# Loaded gun tasered



## Shortdrift (Apr 5, 2004)

https://video.twimg.com/ext_tw_video/949109023688634368/pu/vid/1280x720/04WCi3g3_pmAtBgk.mp4


----------



## bobk (Apr 30, 2004)

Cops are lucky they didn’t shoot each other. Thought he wasn’t going to tell
him again?


----------



## joebertin (Mar 26, 2010)

bobk said:


> Cops are lucky they didn’t shoot each other. Thought he wasn’t going to tell
> him again?


The last seven times he "told him" were more authoritative and meaningful...

Mr. Perp seemed to have shot 10 times before the cop returned fire.

Mr. Perp should have practiced sight acquisition while being electrocuted at a frequency of 19 times per second... and more than 1400 volts by Mr. Taser. 

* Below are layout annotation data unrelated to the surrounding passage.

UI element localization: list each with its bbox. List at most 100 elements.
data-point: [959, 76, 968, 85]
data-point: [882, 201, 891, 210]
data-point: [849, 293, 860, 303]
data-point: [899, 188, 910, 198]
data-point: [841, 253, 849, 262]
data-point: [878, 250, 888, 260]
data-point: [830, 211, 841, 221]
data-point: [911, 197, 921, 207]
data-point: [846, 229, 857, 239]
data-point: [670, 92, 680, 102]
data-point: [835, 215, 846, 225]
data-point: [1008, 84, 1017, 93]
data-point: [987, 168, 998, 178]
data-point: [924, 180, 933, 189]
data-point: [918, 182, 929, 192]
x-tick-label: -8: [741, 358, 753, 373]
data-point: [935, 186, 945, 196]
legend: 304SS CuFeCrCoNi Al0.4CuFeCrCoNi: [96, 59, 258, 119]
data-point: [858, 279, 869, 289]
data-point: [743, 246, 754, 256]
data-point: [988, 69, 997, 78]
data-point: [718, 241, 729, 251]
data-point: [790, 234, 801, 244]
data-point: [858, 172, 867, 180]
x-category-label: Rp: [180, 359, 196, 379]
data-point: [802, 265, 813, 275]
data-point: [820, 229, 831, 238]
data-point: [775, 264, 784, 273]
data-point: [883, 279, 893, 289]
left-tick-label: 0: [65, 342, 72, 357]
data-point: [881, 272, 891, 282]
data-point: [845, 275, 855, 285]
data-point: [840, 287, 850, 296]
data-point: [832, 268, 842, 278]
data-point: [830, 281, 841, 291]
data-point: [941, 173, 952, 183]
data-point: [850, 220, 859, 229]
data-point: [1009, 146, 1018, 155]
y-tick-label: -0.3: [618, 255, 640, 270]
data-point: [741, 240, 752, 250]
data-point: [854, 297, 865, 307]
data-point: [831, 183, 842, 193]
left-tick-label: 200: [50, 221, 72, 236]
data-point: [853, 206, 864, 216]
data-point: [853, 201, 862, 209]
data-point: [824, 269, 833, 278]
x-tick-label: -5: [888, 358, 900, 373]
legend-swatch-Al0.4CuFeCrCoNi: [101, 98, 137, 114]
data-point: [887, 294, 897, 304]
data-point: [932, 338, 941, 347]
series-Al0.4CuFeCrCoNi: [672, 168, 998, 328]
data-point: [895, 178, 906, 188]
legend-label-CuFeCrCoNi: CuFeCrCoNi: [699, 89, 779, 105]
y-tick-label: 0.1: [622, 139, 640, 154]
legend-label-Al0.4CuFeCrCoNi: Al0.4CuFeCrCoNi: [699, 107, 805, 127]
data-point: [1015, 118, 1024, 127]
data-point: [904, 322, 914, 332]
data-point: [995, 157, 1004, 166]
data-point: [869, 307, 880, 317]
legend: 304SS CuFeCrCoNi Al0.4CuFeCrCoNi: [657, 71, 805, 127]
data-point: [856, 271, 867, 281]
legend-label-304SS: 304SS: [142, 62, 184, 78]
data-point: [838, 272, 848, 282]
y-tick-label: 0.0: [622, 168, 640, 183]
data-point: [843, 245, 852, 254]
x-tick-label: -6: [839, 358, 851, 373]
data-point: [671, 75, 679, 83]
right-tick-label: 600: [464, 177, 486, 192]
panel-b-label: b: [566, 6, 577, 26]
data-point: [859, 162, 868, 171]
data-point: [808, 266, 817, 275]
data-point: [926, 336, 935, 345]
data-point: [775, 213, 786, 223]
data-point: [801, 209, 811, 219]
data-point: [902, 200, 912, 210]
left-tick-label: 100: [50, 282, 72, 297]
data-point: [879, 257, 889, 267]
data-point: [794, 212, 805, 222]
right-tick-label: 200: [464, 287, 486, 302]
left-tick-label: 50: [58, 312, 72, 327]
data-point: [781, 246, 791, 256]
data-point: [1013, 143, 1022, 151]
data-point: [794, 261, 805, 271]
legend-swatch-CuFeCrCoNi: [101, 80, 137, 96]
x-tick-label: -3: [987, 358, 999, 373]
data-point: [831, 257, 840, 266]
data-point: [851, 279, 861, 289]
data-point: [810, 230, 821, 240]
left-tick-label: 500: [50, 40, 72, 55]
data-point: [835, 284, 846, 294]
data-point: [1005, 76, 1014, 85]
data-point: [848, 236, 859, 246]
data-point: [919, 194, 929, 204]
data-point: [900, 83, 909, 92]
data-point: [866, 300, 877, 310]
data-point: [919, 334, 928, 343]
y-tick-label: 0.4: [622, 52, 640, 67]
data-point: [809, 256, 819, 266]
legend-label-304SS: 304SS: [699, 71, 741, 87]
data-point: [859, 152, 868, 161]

Hard to hold your sight picture in those conditions, much less your bowels and kidneys.


----------



## bustedrod (May 13, 2015)

wow that was a total fail, how many rounds bouncing around after guy hit the ground ?


----------



## Dovans (Nov 15, 2011)

confused.... What I saw was guy being tazered and shot the same time.


----------



## fastwater (Apr 1, 2014)

What I sadly saw was the cops having to unfortunately do exactly what they were supposed to do when perp reached for the gun in his back pocket that he was repeatedly told not to reach for.
All this guy had to do was get on his knees, put his hands behind his head and it's done. No taser...no shooting. Everyone leaves scene with no extra holes.


----------



## $diesel$ (Aug 3, 2018)

I am NOT a racist and i say the man asked for it from secound number 1. What do expect to happen when you pull a gun on 3 LEO'S?


----------